The Crescent football stadium is a distinctly unique American invention, promoted by New York civil engineer Gavin Hadden (1888-1956). Hadden, who was trained at both Harvard University and Columbia University, opened his own civil engineering office in New York City following World War I. His firm at this time specialized in stadium design, with projects at Cornell (Schoellkopf Field in 1924), Brown (Brown University Stadium in 1925), Denver (University of Denver Stadium in 1925-26) and Northwestern (Dyche Stadium, now Ryan Field, in 1926-27). Gavin Hadden touted the Crescent design for its multipurpose functionality. To accommodate other types of outdoor events, Hadden promoted small stage assembly in front of the crescent seating stand.

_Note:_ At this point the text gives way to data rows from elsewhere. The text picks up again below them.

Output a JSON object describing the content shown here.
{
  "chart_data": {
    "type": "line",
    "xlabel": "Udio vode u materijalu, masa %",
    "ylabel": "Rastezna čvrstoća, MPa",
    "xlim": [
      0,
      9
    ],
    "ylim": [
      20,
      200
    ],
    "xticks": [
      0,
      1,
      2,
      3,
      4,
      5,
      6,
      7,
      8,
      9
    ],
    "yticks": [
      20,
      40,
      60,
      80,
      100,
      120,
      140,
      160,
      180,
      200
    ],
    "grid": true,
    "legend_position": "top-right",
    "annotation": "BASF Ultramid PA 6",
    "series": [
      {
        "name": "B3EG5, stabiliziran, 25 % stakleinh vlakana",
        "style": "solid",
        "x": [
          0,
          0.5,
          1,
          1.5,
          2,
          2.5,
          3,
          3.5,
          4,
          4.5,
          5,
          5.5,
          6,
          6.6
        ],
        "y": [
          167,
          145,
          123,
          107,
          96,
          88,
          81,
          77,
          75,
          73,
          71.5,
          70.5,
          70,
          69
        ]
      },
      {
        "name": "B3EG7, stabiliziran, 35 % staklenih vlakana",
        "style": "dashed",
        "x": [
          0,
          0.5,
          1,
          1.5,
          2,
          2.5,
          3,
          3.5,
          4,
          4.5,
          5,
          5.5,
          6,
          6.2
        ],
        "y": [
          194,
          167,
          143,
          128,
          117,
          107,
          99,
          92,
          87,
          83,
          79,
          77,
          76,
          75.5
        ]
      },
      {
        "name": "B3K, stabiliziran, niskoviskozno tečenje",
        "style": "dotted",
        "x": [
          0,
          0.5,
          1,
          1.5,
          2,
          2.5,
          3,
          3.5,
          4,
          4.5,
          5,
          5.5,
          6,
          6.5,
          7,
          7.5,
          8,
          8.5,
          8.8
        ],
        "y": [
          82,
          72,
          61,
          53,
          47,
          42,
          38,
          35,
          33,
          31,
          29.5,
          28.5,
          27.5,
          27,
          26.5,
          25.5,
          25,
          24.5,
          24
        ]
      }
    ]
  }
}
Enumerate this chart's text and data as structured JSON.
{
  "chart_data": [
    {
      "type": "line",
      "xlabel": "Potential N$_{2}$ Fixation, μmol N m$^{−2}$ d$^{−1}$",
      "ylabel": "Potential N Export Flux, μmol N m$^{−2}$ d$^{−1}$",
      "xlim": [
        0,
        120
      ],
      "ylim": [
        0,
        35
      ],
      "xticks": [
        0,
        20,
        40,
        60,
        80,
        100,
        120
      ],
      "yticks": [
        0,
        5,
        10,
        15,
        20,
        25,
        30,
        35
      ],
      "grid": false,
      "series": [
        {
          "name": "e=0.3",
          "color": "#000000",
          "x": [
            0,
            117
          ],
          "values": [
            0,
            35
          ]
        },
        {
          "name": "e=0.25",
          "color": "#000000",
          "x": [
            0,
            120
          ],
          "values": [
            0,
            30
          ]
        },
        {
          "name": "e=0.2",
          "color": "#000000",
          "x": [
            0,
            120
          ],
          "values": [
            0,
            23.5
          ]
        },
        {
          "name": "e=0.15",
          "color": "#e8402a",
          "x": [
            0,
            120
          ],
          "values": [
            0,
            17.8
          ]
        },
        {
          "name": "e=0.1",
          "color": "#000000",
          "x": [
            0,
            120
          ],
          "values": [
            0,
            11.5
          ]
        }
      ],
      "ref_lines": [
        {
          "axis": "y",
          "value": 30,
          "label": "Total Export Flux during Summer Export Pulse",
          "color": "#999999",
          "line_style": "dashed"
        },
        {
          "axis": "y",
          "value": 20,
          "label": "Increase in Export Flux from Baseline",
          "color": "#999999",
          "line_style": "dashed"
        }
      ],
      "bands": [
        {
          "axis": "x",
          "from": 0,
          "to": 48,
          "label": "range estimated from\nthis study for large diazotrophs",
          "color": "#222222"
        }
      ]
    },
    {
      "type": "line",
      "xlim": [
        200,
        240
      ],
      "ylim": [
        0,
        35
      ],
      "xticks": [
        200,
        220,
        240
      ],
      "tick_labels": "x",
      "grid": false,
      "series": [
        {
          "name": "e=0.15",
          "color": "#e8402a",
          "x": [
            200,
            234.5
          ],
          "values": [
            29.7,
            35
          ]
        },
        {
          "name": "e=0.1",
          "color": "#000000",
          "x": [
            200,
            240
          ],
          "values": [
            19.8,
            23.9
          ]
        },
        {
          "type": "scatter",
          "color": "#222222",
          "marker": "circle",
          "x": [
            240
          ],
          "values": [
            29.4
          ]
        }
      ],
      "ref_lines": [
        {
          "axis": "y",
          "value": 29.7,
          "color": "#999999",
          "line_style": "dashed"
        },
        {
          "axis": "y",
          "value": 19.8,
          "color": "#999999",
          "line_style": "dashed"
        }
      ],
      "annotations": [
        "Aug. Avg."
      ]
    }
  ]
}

The Crescent stadium, utilizing advances in reinforced concrete construction, met the needs of most football fans who want to sit near as possible to the center of the field. Hadden’s crescent type solution created more desirable, and higher priced, spectator seats at the center of the football playing field, or 50-yard line. By creating more seats with the best views of the field, the crescent stadium met the university’s desire to fetch higher ticket prices and generate more revenue.

Dyche Stadium, Northwestern University, Evanston, IL. From The American Architect, January 5, 1928, p. 65. For research purposes only.

With more seats rising upward at the 50-yard line and less seating at the ends of the seating deck, crescent football stadiums are characterized by an unusual “skyline curve.” This circular curve, with its center point at the highest point of the deck, gave the seating deck a crescent appearance.

The crescent stadium is typically a one tiered, single seating deck on one side of the football field. Yet, a few colleges and municipalities did build crescent stadiums in two parts, with seating structures facing each other on opposite sides of the football gridiron. Northwestern University’s Dyche Stadium was the first double decked crescent stadium in the United States.

THE RECTANGULAR STADIUM

When universities constructed stadiums specifically for football use the often chose rectangular plans to specifically accommodate the shape of the football gridiron. Rectangular plans allowed for either one-decked or multi-decked spectator grandstands rising up from one or both sides of the playing field. Additional stands, whether temporary or permanent, could be placed on one or both ends. All stands rise from the straight sidelines or straight lines of the end zones from the field below.

For many schools, football was the premier, revenue generating sport. The largest number of fans, who drove revenues, received the best views and sightlines straight onto the field with a rectangular plan. Bowl and U-shaped stadiums pushed seats further away from the center of the football gridiron due to multipurpose uses. For all stadiums, architects and engineers carefully calculated sight lines and seating spaces to enhance the fan experience on game day.


[i][i] “The Steel-Concrete Work of the Harvard Stadium.” American Architect and Building News, vol. 85. August 13, 1904, p. 51-53.

[ii] Smith, Howard Dwight. “The Ohio Stadium at Ohio State University.” The Architectural Record, vol. 48, no. 5, November 1920, p. 385.

[iii] Tamte, Walter. Walter Camp and the Creation of American Football. Champaign, IL: University of Illinois Press, 2018, p. 299.

[iv] Danzig, Allison. The History of American Football: Its Great Teams, Players, and Coaches. Englewood Cliffs, NJ: Prentice-Hall, Inc., 1956, p. 19.

[v] Serby, Myron W. The Stadium: A Treatise on the Design of Stadiums and their Equipment. New York: American Institute of Steel Construction, 1930, pp. 14-15.